It’s been almost two years since Jennifer Hudson blazed through movie theaters in “Dreamgirls,” picking up an Oscar along the way.
And rather than jumping on the opportunities provided by her success, Hudson took time crafting her self-titled debut album. After such a long wait, the results are enjoyable, but nowhere near as sensational as her “Dreamgirls” performance suggested she could be.
Here Hudson’s sound is much more contemporary than that of “Dreamgirls.” The album opens with “Spotlight,” a pleasing first single, which deserved a better radio reception when it was released this summer.

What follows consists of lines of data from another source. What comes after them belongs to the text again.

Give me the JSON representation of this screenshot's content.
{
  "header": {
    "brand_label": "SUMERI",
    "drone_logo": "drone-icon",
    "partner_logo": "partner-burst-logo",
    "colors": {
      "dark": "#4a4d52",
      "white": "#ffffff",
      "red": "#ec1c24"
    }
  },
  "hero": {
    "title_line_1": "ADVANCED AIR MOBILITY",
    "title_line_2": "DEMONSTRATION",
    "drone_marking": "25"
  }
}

“If This Isn’t Love” sets the tone for the rest of the album. Like most other mainstream pop and R&B, love takes the front seat in almost every song. There isn’t anything wrong with the numerous love songs, but they’re mundane.
Luckily for Hudson, her voice overcomes blandness in ways most other artists couldn’t. And boy, is it one hell of a voice.
Hudson is able to express real emotion rather than simply nailing the technical factors of holding on to notes for long stretches of time.
The album’s best is “Pocketbook,” a sassy ditty featuring Ludacris, in which Hudson’s voice bounces up and down as if she’s playfully strutting her stuff while walking down a sidewalk. It’s the album’s only real shot at radio, and more tracks should have been modeled on its upbeat style.
Fellow Season 3 “American Idol” contestant Fantasia shows up on “I’m His Only Woman.” The two powerhouse voices wail at each other in a “The Boy is Mine” way.
A slightly condensed version of “And I Am Telling You I’m Not Going” is tagged on the end, as is the simple, yet soulful “Jesus Promised Me a Home Over There.”